2008-12-07
In my continuing procrastination in not playing with levelling loops I finally got around to building the FM broadcast receiver from September 2007's Elektor magazine. Peter VK2TPM saw this article and suggested it to me because of my well-known love/hate relationship with super-regenerative receivers.
The circuit appears in the "Mini Projects" section of the magazine and is credited to Burkhard Kainka. The circuit is fairly conventional in all but one way; it returns the emitter/source capacitor to the collector circuit to partially suppress the quench waveform from the AF output. The effect isn't perfect, but it does work fairly well.
The audio output into 64 ohms isn't very loud, as the article says, it works better with a higher impedance load. A small 1K:8R audio transformer was tried, it worked quite well and is highly recommended, but I stripped it out of the final version to save space. The audio output is enough for listening in a quiet room. RF Performance is reasonable, but nothing special. My micropower FM receiver works better IMHO.
Google Translate is useful for looking at Mr Kainka's fine website. The receiver is mentioned here. Note also the regenerative receiver similar to his KW-Audion.

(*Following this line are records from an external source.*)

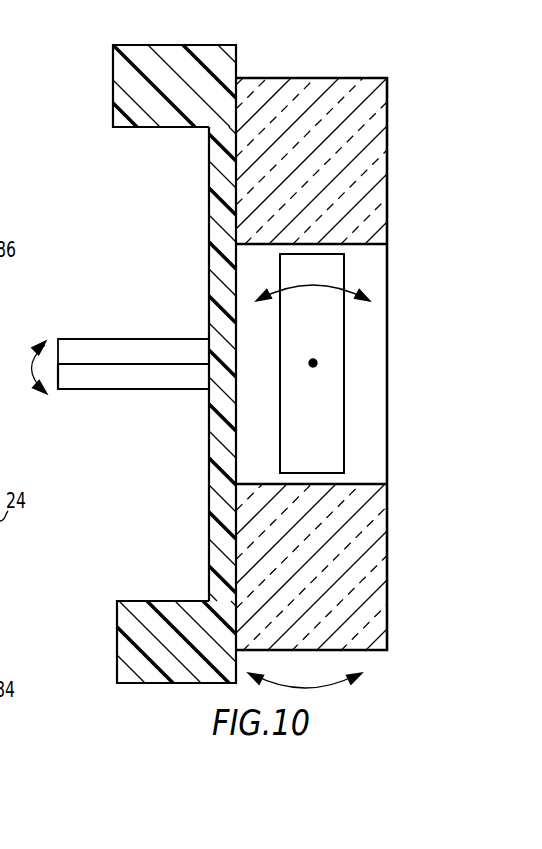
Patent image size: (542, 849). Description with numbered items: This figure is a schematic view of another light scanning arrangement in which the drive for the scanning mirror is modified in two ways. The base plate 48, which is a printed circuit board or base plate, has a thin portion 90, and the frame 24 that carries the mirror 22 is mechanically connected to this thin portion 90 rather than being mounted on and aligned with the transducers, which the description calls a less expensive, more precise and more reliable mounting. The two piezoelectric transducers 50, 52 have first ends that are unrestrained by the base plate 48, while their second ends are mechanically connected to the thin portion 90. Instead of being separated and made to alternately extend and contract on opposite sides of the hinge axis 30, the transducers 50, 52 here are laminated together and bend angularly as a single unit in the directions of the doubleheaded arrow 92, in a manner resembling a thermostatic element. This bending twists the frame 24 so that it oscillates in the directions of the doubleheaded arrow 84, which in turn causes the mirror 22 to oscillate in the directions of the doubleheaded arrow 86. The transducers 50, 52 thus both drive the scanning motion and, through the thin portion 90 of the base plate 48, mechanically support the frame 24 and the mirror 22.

The base plate 48 is at (113, 75).
The thin portion 90 is at (208, 199).
The frame 24 is at (370, 492).
The mirror 22 is at (328, 328).
The hinge axis 30 is at (313, 363).
The doubleheaded arrow 86 is at (349, 294).
The doubleheaded arrow 84 is at (340, 689).
The piezoelectric transducer 52 is at (125, 353).
The piezoelectric transducer 50 is at (125, 377).
The doubleheaded arrow 92 is at (32, 372).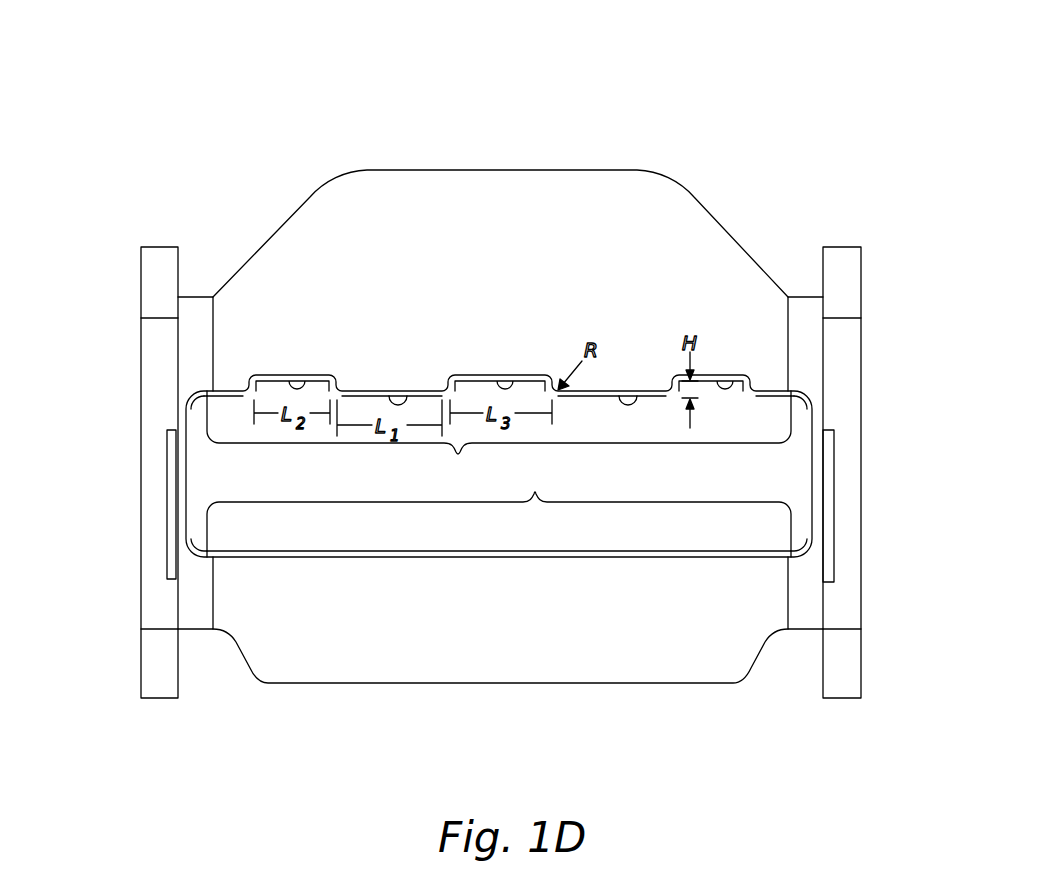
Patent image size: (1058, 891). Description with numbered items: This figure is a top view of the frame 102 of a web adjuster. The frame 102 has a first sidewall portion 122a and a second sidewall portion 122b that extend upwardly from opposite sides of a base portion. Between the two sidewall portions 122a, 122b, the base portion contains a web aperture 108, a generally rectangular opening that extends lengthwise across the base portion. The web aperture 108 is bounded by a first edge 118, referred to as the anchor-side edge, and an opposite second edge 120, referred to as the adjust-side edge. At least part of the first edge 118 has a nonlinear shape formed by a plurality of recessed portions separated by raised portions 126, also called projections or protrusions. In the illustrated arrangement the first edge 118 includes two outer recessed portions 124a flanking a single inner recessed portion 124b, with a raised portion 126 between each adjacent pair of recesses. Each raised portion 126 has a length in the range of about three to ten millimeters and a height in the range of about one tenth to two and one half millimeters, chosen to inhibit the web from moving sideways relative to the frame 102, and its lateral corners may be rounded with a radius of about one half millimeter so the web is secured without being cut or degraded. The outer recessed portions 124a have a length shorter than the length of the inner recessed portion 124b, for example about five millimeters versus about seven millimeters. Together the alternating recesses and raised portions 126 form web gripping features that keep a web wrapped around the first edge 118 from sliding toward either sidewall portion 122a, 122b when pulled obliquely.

It is very similar to my Noisy Regen, as is the KW Audion, except it uses an "infinite impedance" detector of sorts instead of the emitter current to recover the AF - something I must try myself.
I did have some trouble convincing the circuit to super-regenerate properly, it was extremely fiddly to get a good quench oscillation going, and would take-off in UHF oscillations if I wasn't careful. The picture in the article shows - well - an abysmal layout, perhaps that is why the author's circuit worked better than mine - I guess too much RF hygiene can be a bad thing?!
Looking up with BF494 I found its Ft is only 200 MHz or so... This explains a lot, I used a BF199 which has a *much* higher transition frequency. I probably would have made it a lot easier on myself if I had used a "worse" transistor. I am still suspicious about my current batch of 10 nF caps. I have thousands of them and they are axial-leaded so I rather like building with them, but they have caused me trouble before... I tried swapping them out with 10 nF disk ceramics, but it didn't seem to help, so perhaps the collector circuit strays are responsible, I did use fairly long wires on the resonator coil. Anyway, I replaced the emitter resistor with a multi-turn cermet trimmer and was able to adjust the circuit with good usability without resorting to a different transistor.
The RFC suggested in the article killed oscillations above 90 MHz with the other component values suggested, but oscillation could be achieved by varying the emitter resistor and/or power supply voltage. I replaced it with 9 turns on an FT23-43 which works great to beyond 150 MHz in all configurations.
As built I used the following circuit:
It tunes from the VHF-Low channel 0 audio carrier (about 51 MHz) to about 150 MHz, covering the FM broadcast band, air band, 2 metres and the pagers just above it. More bandspread would be preferable, especially if dedicated to FM broadcast use, this is a major reason why I favour my micropower unit who's tuning is carefully arranged to cover just the 3 metre broadcast band.
The antenna may be applied at the emitter, but isn't really needed as the unshielded unit just sitting on the bench works fine with the local stations, even airband signals, Sydney approach being heard fairly easily... The AF stage had a tendency to take-off during the minima of the quench cycles without the 10 nF in its collector and the rail decoupling 150 nF (it might be preferable to add collector-base feedback instead of the collector cap as it might cause instability itself with the inductive collector load, but with my headphones it didn't). The frequency of oscillation was quite high, in the HF region, and was pulled by the headphone leads. Again a "poor" transistor would probably avoid this problem, but the BC559C specified is actually quite likely to take off itself without the capacitor. Using a BC559C is probably overkill for the quality of audio recovered by the regenerative detector.
Using a trimmer instead of the fixed 10 pF emitter/collector feedback capacitor is helpful if your unit misbehaves. It allows more precise adjustment of the feedback. In the past I've had some transistors refuse to oscillate except in very narrow ranges of feedback capacitance. This particular circuit was fairly well behaved, but I did at one point use a trimmer. 10 pF was near the optimal, so I replaced it with a fixed value.